First Girl I Loved is a 2016 American romantic drama film written and directed by Kerem Sanga. It stars Dylan Gelula, Brianna Hildebrand, Tim Heidecker and Pamela Adlon. The film premiered at the 2016 Sundance Film Festival and won the Audience Award for "Best of NEXT". The film follows two teenage girls, nerdy yearbook editor Anne and softball star Sasha, wrestling with their sexuality at a Los Angeles high school. It was released in the United States and Canada in select theaters and on demand October 18, 2016.

Plot
While watching a high school softball game, yearbook editor Anne falls for the team star Sasha. She confesses her realization to her best friend Clifton, who reacts badly due to his own feelings for Anne. He kisses Anne, and, after she initially pushes him away, Cliff initiates sex and Anne goes along with it though it is evident she is unwilling. She eventually pushes him away and tearfully expresses that her current crush is not a boy, as Clifton had assumed, but a girl. Clifton calls her a dyke and accuses her of leading him on.

Under the guise of yearbook interviews, Anne visits Sasha and the two begin to strike up a friendship. Their relationship grows over the upcoming weeks through their texting, culminating in Anne comforting Sasha after the latter causes her team to lose their big game.

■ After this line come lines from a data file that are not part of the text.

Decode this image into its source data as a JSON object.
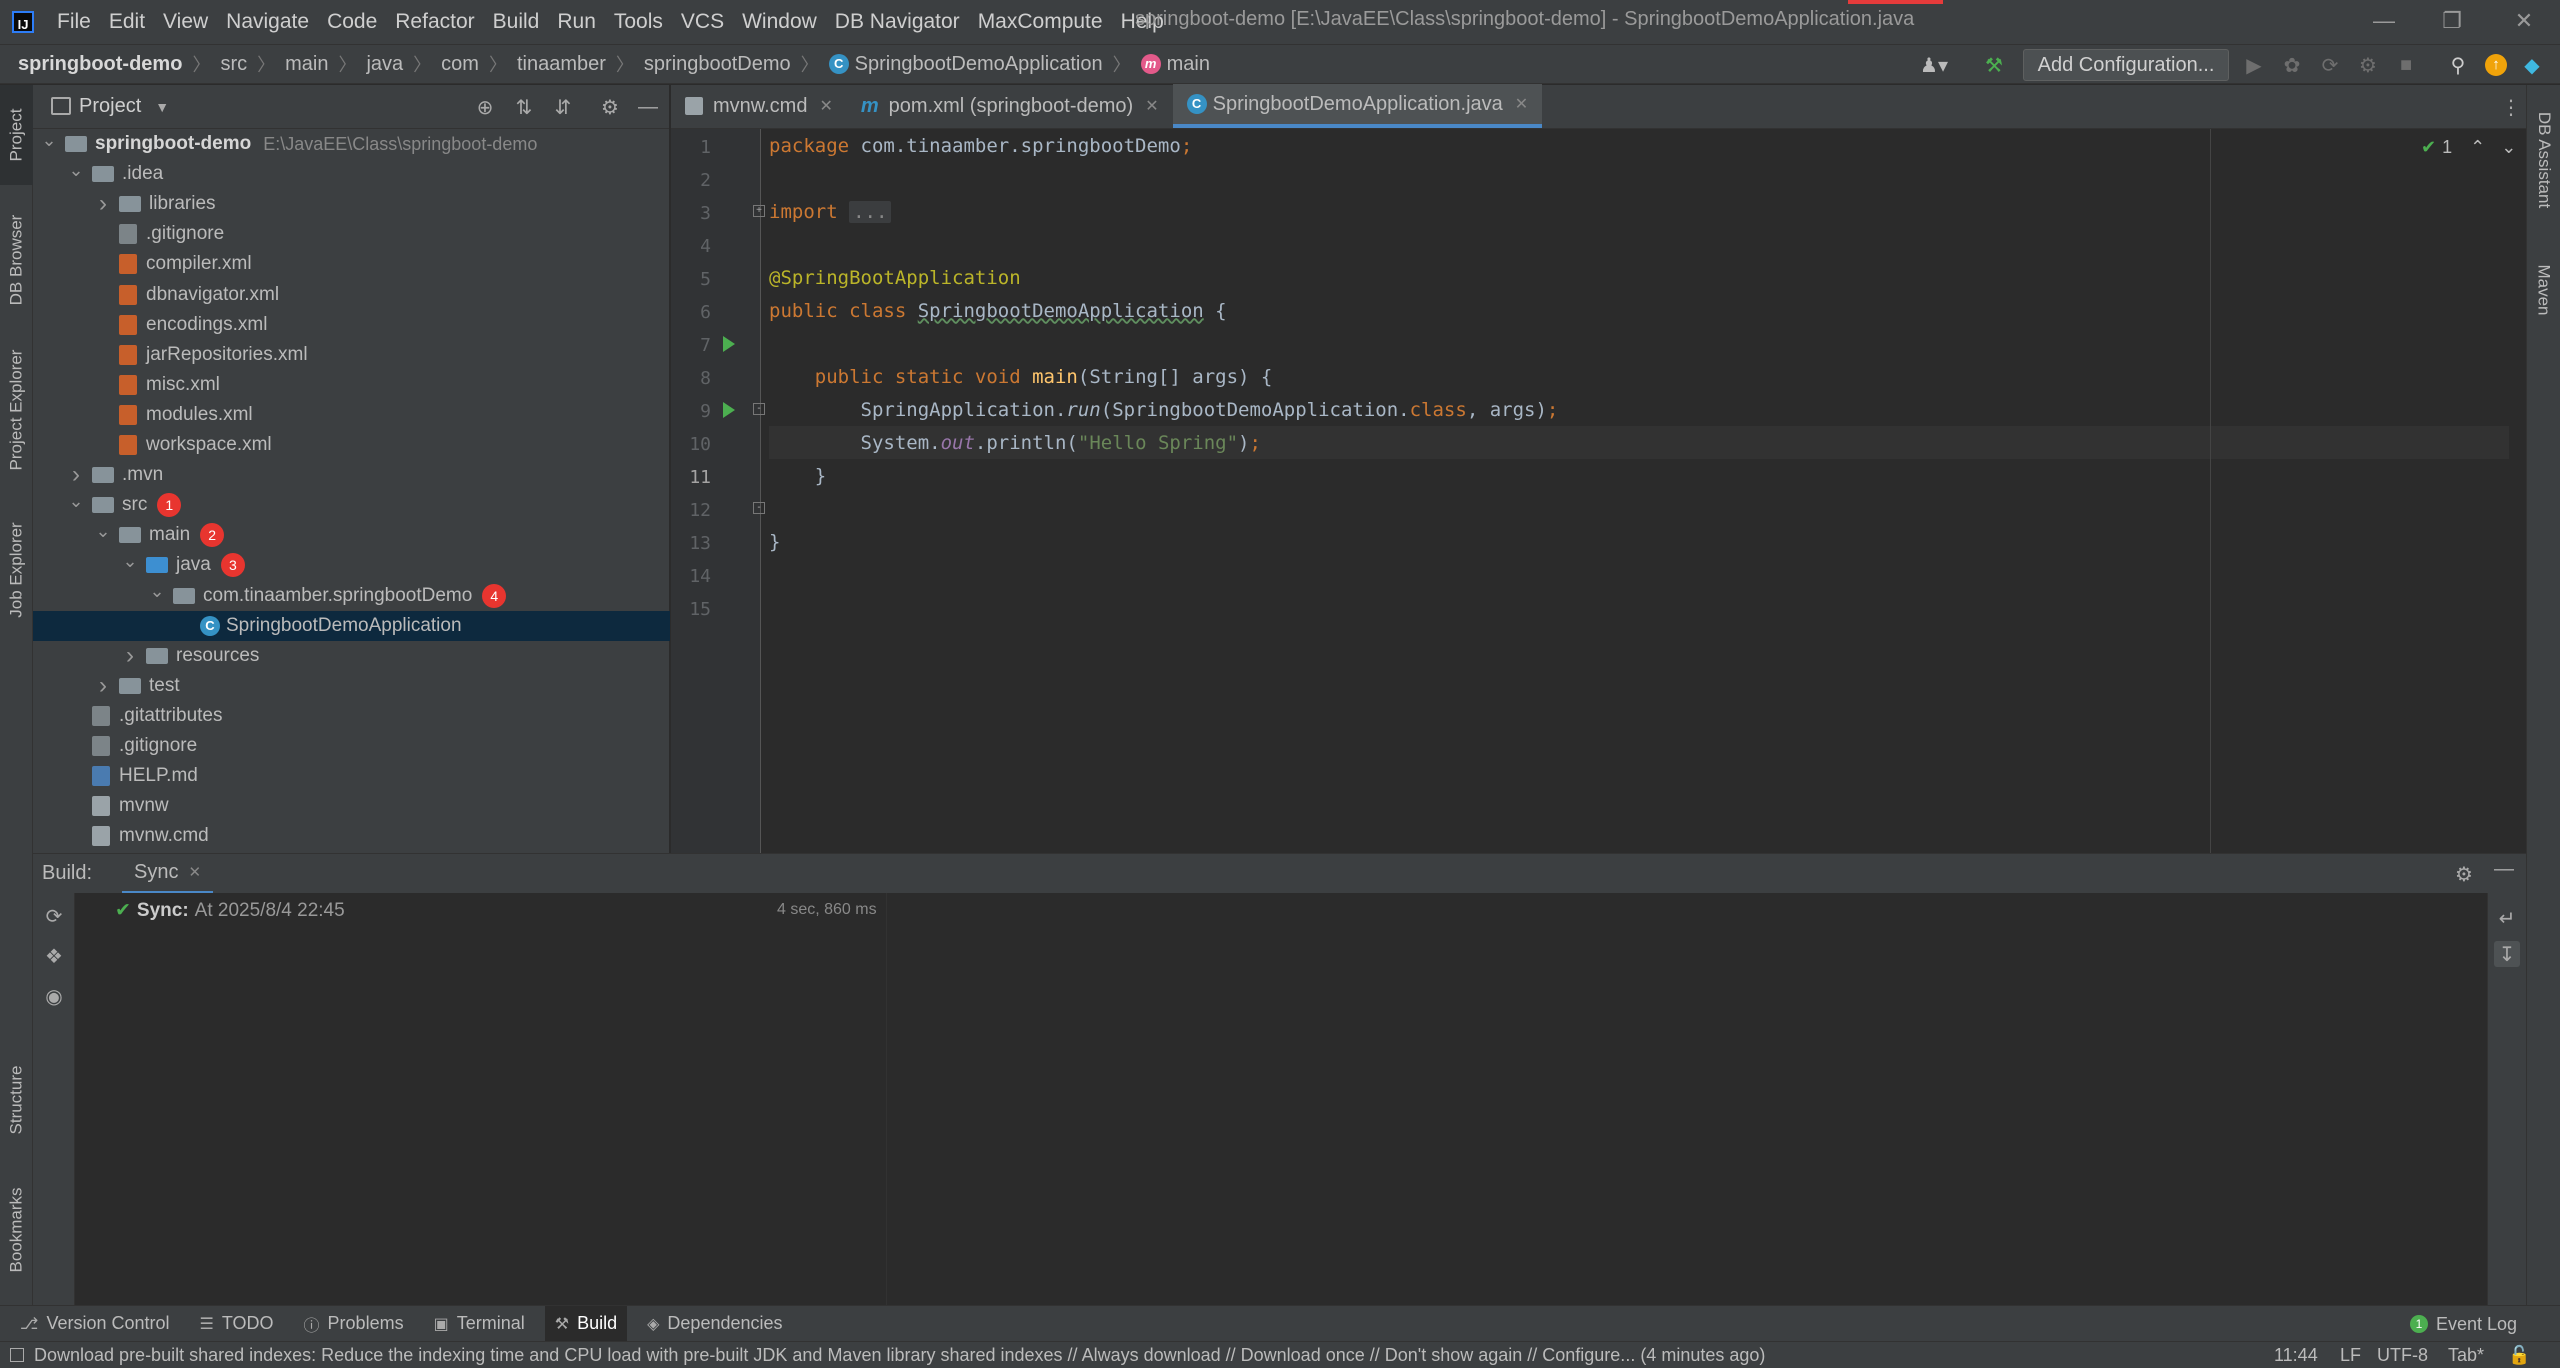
{
  "app": {
    "window_title": "springboot-demo [E:\\JavaEE\\Class\\springboot-demo] - SpringbootDemoApplication.java",
    "menu": [
      "File",
      "Edit",
      "View",
      "Navigate",
      "Code",
      "Refactor",
      "Build",
      "Run",
      "Tools",
      "VCS",
      "Window",
      "DB Navigator",
      "MaxCompute",
      "Help"
    ]
  },
  "breadcrumb": [
    "springboot-demo",
    "src",
    "main",
    "java",
    "com",
    "tinaamber",
    "springbootDemo",
    "SpringbootDemoApplication",
    "main"
  ],
  "toolbar": {
    "add_configuration": "Add Configuration..."
  },
  "left_stripe": [
    "Project",
    "DB Browser",
    "Project Explorer",
    "Job Explorer",
    "Structure",
    "Bookmarks"
  ],
  "right_stripe": [
    "DB Assistant",
    "Maven"
  ],
  "project": {
    "title": "Project",
    "tree": [
      {
        "label": "springboot-demo",
        "path": "E:\\JavaEE\\Class\\springboot-demo",
        "depth": 0,
        "arrow": "down",
        "icon": "folder",
        "bold": true
      },
      {
        "label": ".idea",
        "depth": 1,
        "arrow": "down",
        "icon": "folder"
      },
      {
        "label": "libraries",
        "depth": 2,
        "arrow": "right",
        "icon": "folder"
      },
      {
        "label": ".gitignore",
        "depth": 2,
        "icon": "git"
      },
      {
        "label": "compiler.xml",
        "depth": 2,
        "icon": "xml"
      },
      {
        "label": "dbnavigator.xml",
        "depth": 2,
        "icon": "xml"
      },
      {
        "label": "encodings.xml",
        "depth": 2,
        "icon": "xml"
      },
      {
        "label": "jarRepositories.xml",
        "depth": 2,
        "icon": "xml"
      },
      {
        "label": "misc.xml",
        "depth": 2,
        "icon": "xml"
      },
      {
        "label": "modules.xml",
        "depth": 2,
        "icon": "xml"
      },
      {
        "label": "workspace.xml",
        "depth": 2,
        "icon": "xml"
      },
      {
        "label": ".mvn",
        "depth": 1,
        "arrow": "right",
        "icon": "folder"
      },
      {
        "label": "src",
        "depth": 1,
        "arrow": "down",
        "icon": "folder",
        "badge": "1"
      },
      {
        "label": "main",
        "depth": 2,
        "arrow": "down",
        "icon": "folder",
        "badge": "2"
      },
      {
        "label": "java",
        "depth": 3,
        "arrow": "down",
        "icon": "folder-blue",
        "badge": "3"
      },
      {
        "label": "com.tinaamber.springbootDemo",
        "depth": 4,
        "arrow": "down",
        "icon": "package",
        "badge": "4"
      },
      {
        "label": "SpringbootDemoApplication",
        "depth": 5,
        "icon": "spring-class",
        "selected": true
      },
      {
        "label": "resources",
        "depth": 3,
        "arrow": "right",
        "icon": "folder"
      },
      {
        "label": "test",
        "depth": 2,
        "arrow": "right",
        "icon": "folder"
      },
      {
        "label": ".gitattributes",
        "depth": 1,
        "icon": "git"
      },
      {
        "label": ".gitignore",
        "depth": 1,
        "icon": "git"
      },
      {
        "label": "HELP.md",
        "depth": 1,
        "icon": "md"
      },
      {
        "label": "mvnw",
        "depth": 1,
        "icon": "txt"
      },
      {
        "label": "mvnw.cmd",
        "depth": 1,
        "icon": "txt"
      }
    ]
  },
  "editor": {
    "tabs": [
      {
        "label": "mvnw.cmd",
        "active": false,
        "icon": "txt"
      },
      {
        "label": "pom.xml (springboot-demo)",
        "active": false,
        "icon": "maven"
      },
      {
        "label": "SpringbootDemoApplication.java",
        "active": true,
        "icon": "spring-class"
      }
    ],
    "inspection_count": "1",
    "current_line": 11,
    "lines": [
      "1",
      "2",
      "3",
      "4",
      "5",
      "6",
      "7",
      "8",
      "9",
      "10",
      "11",
      "12",
      "13",
      "14",
      "15"
    ],
    "code": {
      "l1_kw": "package ",
      "l1_pkg": "com.tinaamber.springbootDemo",
      "l1_semi": ";",
      "l3_kw": "import ",
      "l3_fold": "...",
      "l6_ann": "@SpringBootApplication",
      "l7_kw": "public class ",
      "l7_cls": "SpringbootDemoApplication",
      "l7_rest": " {",
      "l9_kw": "public static void ",
      "l9_fn": "main",
      "l9_rest": "(String[] args) {",
      "l10_a": "SpringApplication.",
      "l10_run": "run",
      "l10_b": "(SpringbootDemoApplication.",
      "l10_class": "class",
      "l10_c": ", args)",
      "l10_semi": ";",
      "l11_a": "System.",
      "l11_out": "out",
      "l11_b": ".println(",
      "l11_str": "\"Hello Spring\"",
      "l11_c": ")",
      "l11_semi": ";",
      "l12": "}",
      "l14": "}"
    }
  },
  "build": {
    "label": "Build:",
    "tab": "Sync",
    "sync_label": "Sync:",
    "sync_time": "At 2025/8/4 22:45",
    "duration": "4 sec, 860 ms"
  },
  "bottom_tools": [
    {
      "label": "Version Control",
      "icon": "branch-icon"
    },
    {
      "label": "TODO",
      "icon": "list-icon"
    },
    {
      "label": "Problems",
      "icon": "info-icon"
    },
    {
      "label": "Terminal",
      "icon": "terminal-icon"
    },
    {
      "label": "Build",
      "icon": "hammer-icon",
      "active": true
    },
    {
      "label": "Dependencies",
      "icon": "layers-icon"
    }
  ],
  "event_log": {
    "label": "Event Log",
    "count": "1"
  },
  "status": {
    "message": "Download pre-built shared indexes: Reduce the indexing time and CPU load with pre-built JDK and Maven library shared indexes // Always download // Download once // Don't show again // Configure... (4 minutes ago)",
    "position": "11:44",
    "line_sep": "LF",
    "encoding": "UTF-8",
    "indent": "Tab*"
  },
  "colors": {
    "accent": "#4a88c7",
    "badge": "#e8352f",
    "selection": "#0d293e"
  }
}
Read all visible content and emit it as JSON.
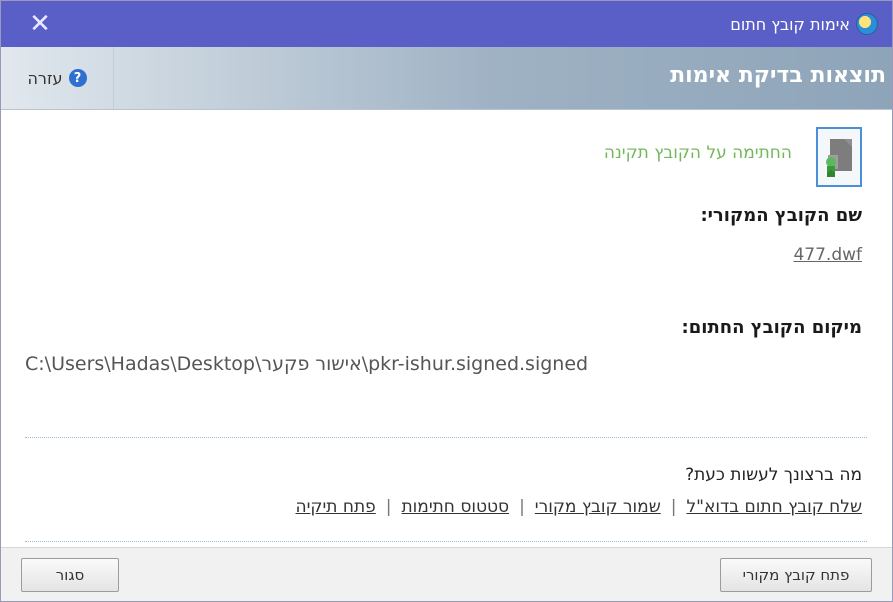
{
  "window": {
    "title": "אימות קובץ חתום",
    "close_glyph": "✕"
  },
  "header": {
    "title": "תוצאות בדיקת אימות",
    "help_label": "עזרה",
    "help_glyph": "?"
  },
  "result": {
    "status": "החתימה על הקובץ תקינה",
    "original_label": "שם הקובץ המקורי:",
    "original_file": "477.dwf",
    "location_label": "מיקום הקובץ החתום:",
    "location_path": "C:\\Users\\Hadas\\Desktop\\אישור פקער\\pkr-ishur.signed.signed"
  },
  "actions": {
    "question": "מה ברצונך לעשות כעת?",
    "links": [
      "פתח תיקיה",
      "סטטוס חתימות",
      "שמור קובץ מקורי",
      "שלח קובץ חתום בדוא\"ל"
    ],
    "separator": "|"
  },
  "footer": {
    "open_button": "פתח קובץ מקורי",
    "close_button": "סגור"
  },
  "colors": {
    "titlebar": "#5a5fc7",
    "status_text": "#72b85a",
    "header_title": "#ffffff"
  },
  "icons": [
    "close-icon",
    "app-icon",
    "help-icon",
    "signed-file-icon"
  ]
}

Clifton continues to lash out at Anne in jealousy. When Anne discovers he broke her bike lock and caused it to be stolen, she attacks him during their yearbook class, causing her to receive disciplinary action from the school. Clifton remains engaged in his plan to sabotage Anne, ultimately asking out Sasha himself. However, he begins to regret his actions during a meeting with his guidance counselor.

After being reprimanded by the school and arguing with her mother, Anne goes on a hangout with Sasha and convinces her to let her sleep over at Sasha's house. That same night, the two sneak out to a bar and flirt with some men, but end up dancing with each other and kissing. Sasha is confused following their encounter, but lets Anne return home and the two share her bed.

The following day, Sasha refuses to speak to Anne and attempts dating Clifton, but he is accepted Anne dating her and mistakes Sasha's offer to be for him to be a beard. Anne tries unsuccessfully to resume her relationship with Sasha, even admitting her crush in public, but Sasha remains distant.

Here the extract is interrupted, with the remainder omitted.